Eddie sat down. Kicking for purchase in the slippery mess, he maneuvered himself against the wall and slumped. He groped to find the whiskey bottle, and took it in his lap.
“Could you kind of leave me alone now?” he said, surly. “Cause, no offense, but suddenly I feel like you’re contaminating in my space?”
I looked at him, uncomprehending. He said, “Like – now?”
“Yes . . . but. Do you want me to help –”
“No, I’ll clean it up or not, when I fucking feel like it, thanks.”
I got up hurriedly, and went to the door almost scrambling to appease him. I could take a few kicks. It was actually a luxury of being halfway sane, that Eddie could take things out on me. I wanted to tell him: look, just take things out on me. I got outside with the expression on my face that I would have had, if I’d actually said that aloud.
The bright day was strange and lonely. I balked and looked back:
Eddie was crouched low beside the bed. His lips were moving, and as I watched, he grasped that orange Soul – various tape.

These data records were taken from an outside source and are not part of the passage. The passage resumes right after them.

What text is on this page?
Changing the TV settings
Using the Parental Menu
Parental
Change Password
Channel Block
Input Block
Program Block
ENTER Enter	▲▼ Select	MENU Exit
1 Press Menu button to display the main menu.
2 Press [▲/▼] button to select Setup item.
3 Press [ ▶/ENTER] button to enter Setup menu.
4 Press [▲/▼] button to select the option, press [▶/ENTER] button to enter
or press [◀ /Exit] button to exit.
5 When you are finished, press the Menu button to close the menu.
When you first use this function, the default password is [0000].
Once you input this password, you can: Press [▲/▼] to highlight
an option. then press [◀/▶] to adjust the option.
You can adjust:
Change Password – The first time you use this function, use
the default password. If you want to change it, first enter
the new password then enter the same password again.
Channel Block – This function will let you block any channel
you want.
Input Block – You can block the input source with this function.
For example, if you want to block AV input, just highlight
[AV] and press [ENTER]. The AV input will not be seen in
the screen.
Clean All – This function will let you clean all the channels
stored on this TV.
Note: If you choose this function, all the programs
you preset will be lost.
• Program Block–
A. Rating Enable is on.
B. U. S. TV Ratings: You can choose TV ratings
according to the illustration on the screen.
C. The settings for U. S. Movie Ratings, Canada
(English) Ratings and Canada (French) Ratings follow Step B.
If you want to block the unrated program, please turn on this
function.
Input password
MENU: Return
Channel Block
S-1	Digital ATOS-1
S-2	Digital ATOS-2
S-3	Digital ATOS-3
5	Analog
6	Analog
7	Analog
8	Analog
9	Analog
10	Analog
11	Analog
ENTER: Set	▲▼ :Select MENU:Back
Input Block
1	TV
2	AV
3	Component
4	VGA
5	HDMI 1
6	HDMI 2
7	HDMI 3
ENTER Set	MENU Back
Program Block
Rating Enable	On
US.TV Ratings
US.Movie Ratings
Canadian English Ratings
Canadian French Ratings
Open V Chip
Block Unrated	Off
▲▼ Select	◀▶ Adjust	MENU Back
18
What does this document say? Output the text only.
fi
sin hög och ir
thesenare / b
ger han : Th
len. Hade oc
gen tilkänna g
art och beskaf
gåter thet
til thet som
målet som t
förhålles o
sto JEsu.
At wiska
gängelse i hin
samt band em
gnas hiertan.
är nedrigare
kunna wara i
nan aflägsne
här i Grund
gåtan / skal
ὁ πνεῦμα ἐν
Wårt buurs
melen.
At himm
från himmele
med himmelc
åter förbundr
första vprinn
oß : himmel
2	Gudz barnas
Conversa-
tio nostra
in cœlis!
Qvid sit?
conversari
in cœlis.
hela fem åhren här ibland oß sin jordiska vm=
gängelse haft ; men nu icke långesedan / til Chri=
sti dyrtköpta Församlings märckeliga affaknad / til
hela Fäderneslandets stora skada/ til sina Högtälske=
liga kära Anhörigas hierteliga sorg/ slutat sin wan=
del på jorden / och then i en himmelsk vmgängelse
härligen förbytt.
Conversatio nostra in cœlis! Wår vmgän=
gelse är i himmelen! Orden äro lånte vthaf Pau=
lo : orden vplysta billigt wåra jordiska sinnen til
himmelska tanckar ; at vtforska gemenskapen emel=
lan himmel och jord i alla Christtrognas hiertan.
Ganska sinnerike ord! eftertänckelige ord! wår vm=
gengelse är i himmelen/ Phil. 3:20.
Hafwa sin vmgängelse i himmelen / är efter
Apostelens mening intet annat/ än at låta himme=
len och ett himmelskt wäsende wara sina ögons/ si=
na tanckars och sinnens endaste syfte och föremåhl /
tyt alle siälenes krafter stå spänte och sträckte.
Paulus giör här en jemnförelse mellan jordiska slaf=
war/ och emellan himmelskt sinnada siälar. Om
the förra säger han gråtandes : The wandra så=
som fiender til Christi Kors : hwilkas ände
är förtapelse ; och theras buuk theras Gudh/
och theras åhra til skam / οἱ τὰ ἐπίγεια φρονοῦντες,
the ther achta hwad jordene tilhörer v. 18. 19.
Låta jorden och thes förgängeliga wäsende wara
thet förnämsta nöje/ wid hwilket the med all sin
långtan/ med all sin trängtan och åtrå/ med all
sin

A strange chill came over me, and I froze as if that would make me invisible. He was just holding a cassette. He was just holding a cassette. But lingering on the step with my mouth hanging open, stalled, I had a stirring vision of a strange pale beach. Eddie was standing in the sand, with his back to me, one hand raised as if waving. He was unnaturally still, like a cardboard cut-out.
The sea moved in the background. The moon flowed, too, if you watched it closely – it was only masquerading as a moon – it was something worse. Even the sand gently guttered. Only Eddie was stock still.
It wasn’t our beach but I felt certain I had seen it somewhere, it was a real beach somewhere. And it was The End.
My gut kept insisting this was a true and urgent premonition.
I pulled the door shut. It was too much, finally. My premonitions never came true, no matter how they trumpeted themselves as “really true this time.” All such tub-thumping from my brain was sheer agenda. This was a thinly veiled excuse to go back and emote.
I turned neatly (while my heart remained at 180 degrees to me, aimed steadfastly at my brother) and walked away, back into my life with Ralph.